The Balearic government's environmental health service has given its support to Bunyola town hall's attempts to control stray cats. The local authority acted after residents complained that colonies of cats were taking over public areas and, in particular, the play areas at the Mestre Colom primary school.
The colony in the vicinity of the school, which was authorised by the town hall, has an "excessive number of animals", according to a report from the environmental health service. There is reference to the health risk to pupils and residents posed by animals in play areas as well as on private property. This is due to "the possibility of transmission of certain diseases as well as the resultant unhealthy conditions and inconvenience caused".
This particular colony, the report adds, "does not appear to be subject to any type of veterinary or sanitary control and nor is the sterilisation of all the animals guaranteed". The environmental health service is therefore urging the town hall to initiate the pertinent corrective actions and "to limit and control the total number of animals in the colony and to remove excess animals". It is also urging the town hall to relocate the colony away from the school, to clean and disinfect it regularly and to ensure there is veterinary control.
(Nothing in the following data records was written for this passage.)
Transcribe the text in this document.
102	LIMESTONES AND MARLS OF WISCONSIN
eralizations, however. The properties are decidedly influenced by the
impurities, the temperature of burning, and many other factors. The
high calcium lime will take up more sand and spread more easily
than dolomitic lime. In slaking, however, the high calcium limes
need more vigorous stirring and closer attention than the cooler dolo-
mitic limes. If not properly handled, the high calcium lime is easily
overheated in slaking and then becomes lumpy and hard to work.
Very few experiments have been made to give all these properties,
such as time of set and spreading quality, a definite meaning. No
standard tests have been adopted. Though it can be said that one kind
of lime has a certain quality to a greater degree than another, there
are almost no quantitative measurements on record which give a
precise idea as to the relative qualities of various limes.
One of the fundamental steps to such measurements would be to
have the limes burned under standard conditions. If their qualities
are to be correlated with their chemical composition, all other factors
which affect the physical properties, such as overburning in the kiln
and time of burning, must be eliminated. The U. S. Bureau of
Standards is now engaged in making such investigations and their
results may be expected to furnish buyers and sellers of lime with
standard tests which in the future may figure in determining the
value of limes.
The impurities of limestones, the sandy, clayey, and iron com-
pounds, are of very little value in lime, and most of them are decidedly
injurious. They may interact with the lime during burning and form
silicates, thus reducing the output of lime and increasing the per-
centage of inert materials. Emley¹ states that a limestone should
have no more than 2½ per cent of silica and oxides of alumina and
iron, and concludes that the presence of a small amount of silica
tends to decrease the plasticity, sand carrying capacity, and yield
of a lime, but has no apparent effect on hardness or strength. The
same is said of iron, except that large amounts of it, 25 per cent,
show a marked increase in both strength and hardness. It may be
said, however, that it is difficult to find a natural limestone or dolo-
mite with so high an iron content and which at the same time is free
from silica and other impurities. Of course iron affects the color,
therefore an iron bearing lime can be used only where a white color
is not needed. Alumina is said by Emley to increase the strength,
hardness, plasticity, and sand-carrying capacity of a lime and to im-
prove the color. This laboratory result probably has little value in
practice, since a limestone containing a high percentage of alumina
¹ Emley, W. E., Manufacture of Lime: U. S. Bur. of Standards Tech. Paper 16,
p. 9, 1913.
These are measures that the town hall had started to implement before receiving the endorsement of the environmental health service report, and they are ones that have caused an outcry among animal rights groups in Bunyola, who accuse the mayor, Andreu Bujosa, and deputy mayor, Sandra Llop, of having instructed Natura Parc (in Santa Eugenia) to hunt and put down cats after having previously ordered their sterilisation. "For a town hall to spend taxpayer money on sterilising cats and then spend more on hiring Natura Parc to slaughter these same cats is wasteful and nonsensical," states the Moixos, Moixons i Moixonies association.